Bonhomme hat das letzte Wort zu Abu Dhabi

Der dreimalige Weltmeister blickt zurück auf den Saisonauftakt

Der Auftakt 2019 in Abu Dhabi war gespickt von Machtkämpfen und Spannung. Die größte Rolle spielte allerdings der Wind. Wie ich bereits geschrieben habe, und wie es jeder Windsurfer unterschreiben würde, dreht sich der Wind in der Regel um die Mittagszeit und kommt vom Meer.

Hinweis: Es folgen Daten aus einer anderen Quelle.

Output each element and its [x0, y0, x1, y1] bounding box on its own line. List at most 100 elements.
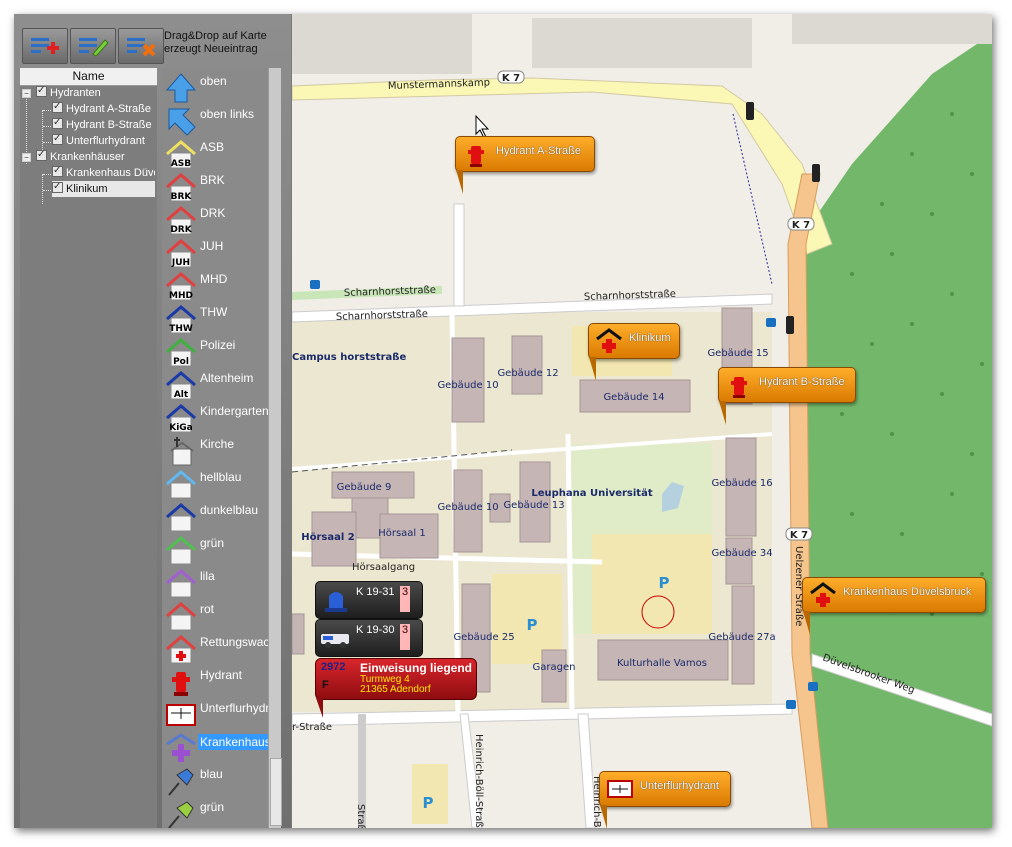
alarm-flag: F: [322, 679, 329, 691]
map-marker-krankenhaus-duevelsbruck[interactable]: Krankenhaus Düvelsbruck: [802, 577, 986, 635]
svg-text:DRK: DRK: [170, 225, 192, 235]
palette-item-house-mhd[interactable]: MHD MHD: [162, 270, 268, 303]
checkbox[interactable]: [52, 101, 63, 115]
alarm-number: 2972: [321, 661, 346, 673]
svg-text:ASB: ASB: [171, 159, 191, 169]
marker-pointer: [456, 170, 463, 194]
alarm-pointer: [316, 698, 323, 718]
tree-view[interactable]: Name − Hydranten Hydrant A-Straße Hydran…: [20, 68, 157, 828]
palette-item-house-asb[interactable]: ASB ASB: [162, 138, 268, 171]
list-delete-icon: [127, 38, 156, 57]
palette-item-house-lightblue[interactable]: hellblau: [162, 468, 268, 501]
map-marker-hydrant-b[interactable]: Hydrant B-Straße: [718, 367, 856, 425]
map-marker-klinikum[interactable]: Klinikum: [588, 323, 680, 381]
palette-item-house-drk[interactable]: DRK DRK: [162, 204, 268, 237]
tree-item-klinikum[interactable]: Klinikum: [52, 181, 155, 197]
building-label: Gebäude 13: [503, 500, 564, 511]
checkbox[interactable]: [52, 165, 63, 179]
tree-item-hydrant-a[interactable]: Hydrant A-Straße: [52, 101, 151, 117]
street-label-hoersaalgang: Hörsaalgang: [352, 562, 415, 573]
building-label: Gebäude 27a: [708, 632, 775, 643]
checkbox[interactable]: [52, 117, 63, 131]
tree-item-hydrant-b[interactable]: Hydrant B-Straße: [52, 117, 152, 133]
palette-item-house-rescue[interactable]: Rettungswache: [162, 633, 268, 666]
map-marker-unterflurhydrant[interactable]: Unterflurhydrant: [599, 771, 731, 828]
checkbox[interactable]: [52, 133, 63, 147]
unit-count: 3: [400, 586, 410, 612]
alarm-address: Turmweg 4 21365 Adendorf: [360, 675, 431, 695]
house-thw-icon: THW: [165, 303, 197, 335]
checkbox[interactable]: [52, 181, 63, 195]
parking-label: P: [527, 616, 538, 634]
tree-item-unterflurhydrant[interactable]: Unterflurhydrant: [52, 133, 145, 149]
marker-label: Hydrant A-Straße: [496, 145, 581, 157]
tree-item-hydranten[interactable]: Hydranten: [36, 85, 101, 101]
hydrant-icon: [165, 666, 197, 698]
building-label: Gebäude 9: [337, 482, 392, 493]
palette-item-hospital[interactable]: Krankenhaus: [162, 732, 268, 765]
palette-item-label: Krankenhaus: [198, 734, 268, 750]
unit-label: K 19-31: [356, 586, 395, 598]
tree-line: [43, 190, 51, 191]
delete-entry-button[interactable]: [118, 28, 164, 64]
palette-item-label: THW: [200, 305, 228, 319]
house-rescue-icon: [165, 633, 197, 665]
hydrant-icon: [468, 146, 484, 167]
building-label: Kulturhalle Vamos: [617, 658, 707, 669]
palette-scrollbar[interactable]: [268, 68, 282, 828]
map-view[interactable]: K 7 K 7 K 7 Munstermannskamp Scharnhorst…: [292, 14, 992, 828]
tree-column-header[interactable]: Name: [20, 68, 157, 86]
alarm-card[interactable]: 2972 F Einweisung liegend Turmweg 4 2136…: [315, 658, 477, 718]
application-window: Drag&Drop auf Karte erzeugt Neueintrag N…: [14, 14, 992, 828]
palette-item-pin-green[interactable]: grün: [162, 798, 268, 828]
map-canvas[interactable]: K 7 K 7 K 7 Munstermannskamp Scharnhorst…: [292, 14, 992, 828]
checkbox[interactable]: [36, 85, 47, 99]
unit-card-k19-30[interactable]: K 19-30 3: [315, 619, 423, 657]
palette-item-hydrant[interactable]: Hydrant: [162, 666, 268, 699]
house-asb-icon: ASB: [165, 138, 197, 170]
scrollbar-thumb[interactable]: [270, 758, 282, 826]
k7-label-2: K 7: [792, 220, 810, 231]
palette-item-label: hellblau: [200, 470, 242, 484]
palette-item-house-police[interactable]: Pol Polizei: [162, 336, 268, 369]
tree-line: [43, 126, 51, 127]
parking-label: P: [659, 574, 670, 592]
house-altenheim-icon: Alt: [165, 369, 197, 401]
palette-item-arrow-up-left[interactable]: oben links: [162, 105, 268, 138]
building-label: Gebäude 15: [707, 348, 768, 359]
palette-item-pin-blue[interactable]: blau: [162, 765, 268, 798]
arrow-up-left-icon: [165, 105, 197, 137]
palette-item-house-red[interactable]: rot: [162, 600, 268, 633]
street-label-scharnhorst: Scharnhorststraße: [344, 285, 436, 299]
collapse-toggle[interactable]: −: [22, 89, 31, 98]
tree-line: [43, 174, 51, 175]
tree-item-krankenhaeuser[interactable]: Krankenhäuser: [36, 149, 125, 165]
alarm-city: 21365 Adendorf: [360, 684, 431, 695]
palette-item-house-brk[interactable]: BRK BRK: [162, 171, 268, 204]
palette-item-house-darkblue[interactable]: dunkelblau: [162, 501, 268, 534]
add-entry-button[interactable]: [22, 28, 68, 64]
palette-item-house-altenheim[interactable]: Alt Altenheim: [162, 369, 268, 402]
palette-item-house-kindergarten[interactable]: KiGa Kindergarten: [162, 402, 268, 435]
unit-label: K 19-30: [356, 624, 395, 636]
house-lightblue-icon: [165, 468, 197, 500]
palette-item-house-green[interactable]: grün: [162, 534, 268, 567]
unit-card-k19-31[interactable]: K 19-31 3: [315, 581, 423, 619]
edit-entry-button[interactable]: [70, 28, 116, 64]
palette-item-house-thw[interactable]: THW THW: [162, 303, 268, 336]
palette-item-church[interactable]: Kirche: [162, 435, 268, 468]
palette-item-house-juh[interactable]: JUH JUH: [162, 237, 268, 270]
palette-item-arrow-up[interactable]: oben: [162, 72, 268, 105]
marker-pointer: [803, 611, 810, 635]
checkbox[interactable]: [36, 149, 47, 163]
tree-item-krankenhaus-duevelsbruck[interactable]: Krankenhaus Düvelsbruck: [52, 165, 155, 181]
underground-hydrant-icon: [607, 780, 633, 798]
bus-stop-icon: [808, 682, 818, 691]
map-marker-hydrant-a[interactable]: Hydrant A-Straße: [455, 136, 595, 194]
palette-item-house-purple[interactable]: lila: [162, 567, 268, 600]
palette-item-underground-hydrant[interactable]: Unterflurhydrant: [162, 699, 268, 732]
hint-line-2: erzeugt Neueintrag: [164, 43, 258, 55]
palette-item-label: Polizei: [200, 338, 236, 352]
blue-light-icon: [325, 592, 347, 612]
collapse-toggle[interactable]: −: [22, 153, 31, 162]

Seit wir hier fliegen, passiert das normalerweise immer. Auch deshalb ist ein Training am Vormittag auch nicht die ideale Vorbereitung für ein Rennen am Nachmittag. Es ist nicht das erste Mal, dass der Wind am Race Day die Richtung ändert, aber es ist das erste Mal, dass ich es in Abu Dhabi erlebt habe. Der Wind kam nicht nur aus dem Südosten, er war zudem auch ziemlich stark – stark genug, um die meisten Piloten am Race Day massiv aus dem Rhythmus zu bringen.

Als Rennpilot kannst du nicht auf den Morgen des Race Days warten, um zu sehen, was der Wind macht. Du musst für alle Windbedingungen gerüstet sein, und wenn du in den Track fliegst, und du musst ganz genau wissen, wie sich der Wind verhält, wie es sich anfühlt und wie du das Flugzeug ausrichten musst.

Du kannst Tausende von Dollar für Modifikationen ausgeben, die dich schneller machen, um eine Zehntelsekunde zu sparen. Wenn du dann aber eine Zwei-Sekunden-Strafe erhältst, weil du die Windverhältnisse nicht in deinem Kopf einstudiert hast, ist das alles im wahrsten Sinne des Wortes Zeitverschwendung. Es ist wichtig, ein schnelles Flugzeug zu haben, aber man muss fehlerfrei fliegen, keine Strafen kassieren, in den Gates horizontal und vertikal gerade ausgerichtet sein, kein Over-G in Kauf nehmen, einfach nur sauber liegen.... Verstanden?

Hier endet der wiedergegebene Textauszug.